Natalie Robin • Off the Shelf • October 1, 2015

Beautiful Chaos, by Carey Perloff

Beautiful Chaos, by Carey Perloff

​In Beautiful Chaos, Carey Perloff, artistic director of San Francisco’s American Conservatory Theater, examines her career, art and theatre.

In Beautiful Chaos, A.C.T. artistic director Carey Perloff sets out to reminiscence, evaluate and, to some extent, defend the first 20 years of her tenure at the American Conservatory Theater, the largest regional theatre in San Francisco, Calif. Having been invited into her position as a relatively young woman who was making her name as the leader of Classic Stage Company, a comparatively upstart theatre in a converted horse barn in the East Village of New York City, Perloff’s story is full of lessons learned and a drive towards making truly good and important art.

Perloff’s journey from a young, avant-garde downtown NY director to the leader of one of the largest (in both seating capacity and budget) non-resident regional theatres is unique to the American theatre landscape, perhaps most notably because she is a woman. As she parses the path of her journey, her shifting sense of self, as a woman, a director, a mother and, eventually, a playwright in her own right, drives the narrative of these 20 years, punctuated with anecdotes of her collaborations with notable theatre artists in her career thus far. Perloff isn’t shy about identifying her faults and mistakes and illustrating the lessons she learned. Even now, the looks back at her first months on the job looking for the right vision for A.C.T. in the post-founder era: “If I had been less naïve and compliant, I would have refused [to announce and budget the first season in less than 3 months]; it takes at least six months to understand an organization and its culture well enough to begin to make remotely informed decisions about the work ahead. But I said yes, and made every mistake I could possibly have made” (14).
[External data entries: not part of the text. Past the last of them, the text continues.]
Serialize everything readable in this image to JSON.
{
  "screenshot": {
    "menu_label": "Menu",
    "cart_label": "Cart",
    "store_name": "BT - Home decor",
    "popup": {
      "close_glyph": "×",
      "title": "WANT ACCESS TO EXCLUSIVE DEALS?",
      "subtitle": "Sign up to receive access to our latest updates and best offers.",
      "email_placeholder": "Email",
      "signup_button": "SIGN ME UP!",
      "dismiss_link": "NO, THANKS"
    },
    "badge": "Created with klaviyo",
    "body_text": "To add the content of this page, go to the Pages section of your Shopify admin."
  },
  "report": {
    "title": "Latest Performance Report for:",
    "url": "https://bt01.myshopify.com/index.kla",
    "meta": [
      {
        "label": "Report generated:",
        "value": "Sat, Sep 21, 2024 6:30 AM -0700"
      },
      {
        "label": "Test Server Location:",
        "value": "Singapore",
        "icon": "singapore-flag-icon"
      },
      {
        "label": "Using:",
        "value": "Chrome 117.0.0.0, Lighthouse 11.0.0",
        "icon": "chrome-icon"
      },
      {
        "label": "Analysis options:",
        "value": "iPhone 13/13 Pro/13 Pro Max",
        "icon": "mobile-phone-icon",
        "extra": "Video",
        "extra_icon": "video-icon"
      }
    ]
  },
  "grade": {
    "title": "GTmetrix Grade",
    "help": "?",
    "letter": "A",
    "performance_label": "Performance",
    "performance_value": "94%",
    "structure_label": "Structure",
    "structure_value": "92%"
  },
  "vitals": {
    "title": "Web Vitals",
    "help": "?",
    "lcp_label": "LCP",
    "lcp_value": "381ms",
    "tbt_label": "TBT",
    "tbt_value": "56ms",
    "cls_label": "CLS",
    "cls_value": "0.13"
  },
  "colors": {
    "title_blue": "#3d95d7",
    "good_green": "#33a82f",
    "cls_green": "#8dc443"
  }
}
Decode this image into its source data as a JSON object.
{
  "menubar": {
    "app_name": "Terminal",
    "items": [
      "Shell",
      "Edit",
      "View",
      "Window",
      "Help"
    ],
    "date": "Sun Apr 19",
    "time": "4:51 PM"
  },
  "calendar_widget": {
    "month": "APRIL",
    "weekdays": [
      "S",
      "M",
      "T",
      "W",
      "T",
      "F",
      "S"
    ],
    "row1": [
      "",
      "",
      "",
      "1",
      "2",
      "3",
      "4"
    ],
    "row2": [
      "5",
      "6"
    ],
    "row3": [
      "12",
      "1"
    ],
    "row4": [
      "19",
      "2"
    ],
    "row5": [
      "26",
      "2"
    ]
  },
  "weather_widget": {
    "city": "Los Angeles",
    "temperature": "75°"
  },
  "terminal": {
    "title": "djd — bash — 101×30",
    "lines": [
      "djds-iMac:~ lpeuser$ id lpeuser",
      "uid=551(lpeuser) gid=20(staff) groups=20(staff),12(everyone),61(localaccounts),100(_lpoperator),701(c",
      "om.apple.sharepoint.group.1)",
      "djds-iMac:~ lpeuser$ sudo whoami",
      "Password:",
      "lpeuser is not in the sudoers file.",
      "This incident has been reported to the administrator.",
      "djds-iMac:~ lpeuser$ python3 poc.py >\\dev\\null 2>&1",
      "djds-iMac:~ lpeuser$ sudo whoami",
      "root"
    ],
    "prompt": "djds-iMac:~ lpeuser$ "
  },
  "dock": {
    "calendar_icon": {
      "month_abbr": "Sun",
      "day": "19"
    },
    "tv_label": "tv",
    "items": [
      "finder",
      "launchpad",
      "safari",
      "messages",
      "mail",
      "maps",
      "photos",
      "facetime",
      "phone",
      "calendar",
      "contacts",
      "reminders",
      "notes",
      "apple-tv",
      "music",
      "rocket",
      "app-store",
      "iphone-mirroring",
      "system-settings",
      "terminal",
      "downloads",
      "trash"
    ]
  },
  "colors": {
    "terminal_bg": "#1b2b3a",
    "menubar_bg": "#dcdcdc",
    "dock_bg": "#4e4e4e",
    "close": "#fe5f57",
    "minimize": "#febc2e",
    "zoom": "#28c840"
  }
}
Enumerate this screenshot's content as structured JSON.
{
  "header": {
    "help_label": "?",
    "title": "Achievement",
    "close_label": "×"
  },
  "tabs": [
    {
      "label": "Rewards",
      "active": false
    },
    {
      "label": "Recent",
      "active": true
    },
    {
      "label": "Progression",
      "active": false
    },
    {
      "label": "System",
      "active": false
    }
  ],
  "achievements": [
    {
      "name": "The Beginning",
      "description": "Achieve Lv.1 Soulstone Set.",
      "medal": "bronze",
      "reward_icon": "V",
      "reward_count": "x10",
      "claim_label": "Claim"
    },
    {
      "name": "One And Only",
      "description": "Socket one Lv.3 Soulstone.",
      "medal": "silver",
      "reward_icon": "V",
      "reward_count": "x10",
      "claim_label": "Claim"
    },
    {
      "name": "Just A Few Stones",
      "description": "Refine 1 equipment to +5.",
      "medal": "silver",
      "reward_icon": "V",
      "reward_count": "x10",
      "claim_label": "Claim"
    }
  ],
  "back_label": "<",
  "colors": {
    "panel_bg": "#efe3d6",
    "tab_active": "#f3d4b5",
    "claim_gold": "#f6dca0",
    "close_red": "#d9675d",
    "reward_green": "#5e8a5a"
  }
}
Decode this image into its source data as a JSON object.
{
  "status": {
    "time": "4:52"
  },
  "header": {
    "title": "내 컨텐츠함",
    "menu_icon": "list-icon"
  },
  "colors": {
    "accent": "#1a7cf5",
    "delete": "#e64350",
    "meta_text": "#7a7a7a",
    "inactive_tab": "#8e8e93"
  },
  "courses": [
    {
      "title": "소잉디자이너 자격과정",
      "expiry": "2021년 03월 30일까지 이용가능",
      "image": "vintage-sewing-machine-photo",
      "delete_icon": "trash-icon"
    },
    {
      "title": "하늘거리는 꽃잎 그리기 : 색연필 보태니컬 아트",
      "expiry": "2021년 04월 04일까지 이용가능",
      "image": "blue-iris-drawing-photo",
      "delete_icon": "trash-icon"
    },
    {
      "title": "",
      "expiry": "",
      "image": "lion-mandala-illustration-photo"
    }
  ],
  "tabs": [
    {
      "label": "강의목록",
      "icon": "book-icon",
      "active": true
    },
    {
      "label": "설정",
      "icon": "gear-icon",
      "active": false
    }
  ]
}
And she is more than gracious in her acknowledgements of those who helped her along the way, from theatre greats like Olympia Dukakis and Tom Stoppard to the brave and supportive board of A.C.T. She humanizes the large institution through her own heartbreak and successes as she helps the theatre recover from the devastation of the 1989 earthquakes and the repeated economic woes of the early 21st century.

Perloff clearly has her own opinions about the state of American theatre and the role that non-resident regional theatre—and most specifically A.C.T—are meant to play. She seems to see the encroachment of commercial influence in the LORT theaters as a kind of threat:

“ … it had become standard operating procedure for the larger regioanal theaters around the country to accept significant enhancement money from commercial producers in exchange for the use of their venues and their subscription audiences to try out Broadway-bound material. While this allowed large-scale musicals to be developed and preview across the country, it risked sapping the regional theater of its artistic muscle and its local individuality” (188).



Perloff’s text is eminently readable, if a bit didactic. Clearly meant to appeal to the public at large, there is some over-explaining about the structure and pitfalls of not-for-profit theatre and Perloff isn’t shy about her feelings when it comes to commercial producers or union limitations. Her career at A.C.T. is not over and her dreams for the future fill the pages just as much as her memories of what has come before. She defends her choices while leaving much room for new directions in her work and the work of the company.